Fabbriche globali. Un confronto fra Torino e Detroit

Esce nelle librerie, pubblicato dalla casa editrice Il Mulino, il libro “Fabbriche globali. Un confronto fra Torino e Detroit” di Andrea Signoretti.

Proponiamo una bella recensione fatta dal Prof. Berta sul quotidiano LaRepubblica.

Riportiamo di seguito la Premessa scritta da Gabriele Caragnano, direttore della Fondazione.

 Premessa

Ragionare oggi sul tema dell’organizzazione del lavoro, soprattutto nell’ambito industriale-manifatturiero è strategicamente rilevante, perché è un elemento che va ad impattare sui livelli di produttività, di competitività aziendale e sulla qualità stessa del lavoro degli operai.

A questa sono strettamente connessi molteplici aspetti che vanno dalle scelte e dalla visione del management, all’organizzazione degli stabilimenti fino al modo di lavorare interno alla fabbrica.

Nell’attuale contesto competitivo è importante che ogni azienda e i suoi manager tendano al miglioramento continuo e che siano orientati ad approcciare forme di lavoro nuove e moderne.

Indubbiamente il settore dell’automotive oggi sta radicalmente cambiando il concetto di fabbrica, ha saputo rinnovarsi negli anni.

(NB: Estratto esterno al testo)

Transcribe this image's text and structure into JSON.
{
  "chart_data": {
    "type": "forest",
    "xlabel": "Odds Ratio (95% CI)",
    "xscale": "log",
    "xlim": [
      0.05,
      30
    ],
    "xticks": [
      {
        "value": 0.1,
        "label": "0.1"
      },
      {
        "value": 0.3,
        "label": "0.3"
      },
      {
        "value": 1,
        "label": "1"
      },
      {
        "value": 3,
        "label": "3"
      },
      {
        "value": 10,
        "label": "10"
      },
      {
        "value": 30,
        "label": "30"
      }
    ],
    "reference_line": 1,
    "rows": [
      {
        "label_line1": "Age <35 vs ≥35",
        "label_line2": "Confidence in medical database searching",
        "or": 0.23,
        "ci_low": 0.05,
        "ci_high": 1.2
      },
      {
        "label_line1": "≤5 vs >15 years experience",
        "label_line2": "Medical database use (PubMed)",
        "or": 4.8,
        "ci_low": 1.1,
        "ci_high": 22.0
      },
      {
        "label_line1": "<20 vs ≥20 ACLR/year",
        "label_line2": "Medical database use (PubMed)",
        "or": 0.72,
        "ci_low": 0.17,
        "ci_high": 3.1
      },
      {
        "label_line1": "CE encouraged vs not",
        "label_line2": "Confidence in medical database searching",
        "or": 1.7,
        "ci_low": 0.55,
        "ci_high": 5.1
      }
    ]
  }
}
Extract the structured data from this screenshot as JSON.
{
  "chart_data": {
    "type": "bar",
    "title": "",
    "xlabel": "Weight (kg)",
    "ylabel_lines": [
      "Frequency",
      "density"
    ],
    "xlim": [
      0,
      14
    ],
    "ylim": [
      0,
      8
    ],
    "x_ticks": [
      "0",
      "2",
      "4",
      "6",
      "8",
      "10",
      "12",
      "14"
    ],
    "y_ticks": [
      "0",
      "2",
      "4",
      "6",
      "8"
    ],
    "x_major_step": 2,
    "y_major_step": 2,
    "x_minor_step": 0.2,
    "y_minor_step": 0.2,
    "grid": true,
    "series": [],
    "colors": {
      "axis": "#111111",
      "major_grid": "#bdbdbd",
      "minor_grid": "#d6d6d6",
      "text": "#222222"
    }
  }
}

Negli anni 60 visitando uno stabilimento si osservavano operai in tuta blu che lavoravano in ambienti poco curati e studiati, ora non è più così. Oggi alcuni stabilimenti sembrano atelier di alta moda, gli operai sono vestiti di bianco, gli ambienti sono colorati e puliti, il lavoro è organizzato in piccoli gruppi di persone con un team leader…

Questa è la via della buona produttività che apprezzo e a cui tutta l’industria italiana dovrebbe tendere. L’importanza del lavoro dell’uomo all’interno di una qualsiasi realtà industriale è vitale per l’azienda stessa e per questo deve essere valorizzata sotto tutti i punti di vista. Tutto dipende dall’organizzazione del lavoro: da come si progetta il prodotto, a come si sviluppa il processo produttivo; da come si esegue la produzione a come si fornisce l’assistenza post vendita. 

Mi piace sempre ricordare il concetto di Buona Produttività. Buona significa innanzitutto che parte dal basso e la produttività è costruita progettando ogni singola azione, tenendo conto delle capacità umane (velocità, precisione, sforzo, fatica e addestramento) e del contributo di valore che viene generato. Definite e progettate le “buone” azioni, successivamente è essenziale saper comporre il puzzle e integrare ognuna di esse in modo armonioso e sincronizzato per la realizzazione di un flusso produttivo efficiente e sicuro. Tutto ciò non è fantasia ma l’essenza di qualsiasi sistema produttivo World Class, Lean o che dir si voglia (noi italiani amiamo le etichette).

Ciò mette in evidenza l’importante ruolo del lavoratore che sempre più dovrebbe essere visto come fonte di vantaggio competitivo, da coinvolgere e valorizzare.

Questo libro ha un duplice lato interessante: oltre al pregio di confrontare due mondi considerandone anche tutto il contesto sociale, culturale, sindacale, le differenze legate a sistemi di welfare diversi; entra nella fabbrica e ne analizza i processi, le linee, le stazioni di lavoro, le scelte organizzative evidenziando tutti quegli elementi chiave che sono alla base dell’organizzazione del lavoro e sui quali è sempre importante prestare la massima attenzione.

Un libro di indubbio interesse sociale che porta dati ed evidenze intorno al mondo degli operai nelle fabbriche, al loro ruolo, alle loro scelte e al modo di lavorare.

Ricordando ancora una volta che il mancato adeguamento delle strutture organizzative, il limitato coinvolgimento attivo di tutte le risorse umane in azienda può fare la differenza tra il successo e l’insuccesso di una azienda, voglio evidenziare che il mondo del lavoro del futuro parte proprio da queste analisi e dalla valorizzazione di tutti gli elementi trattati in questo libro.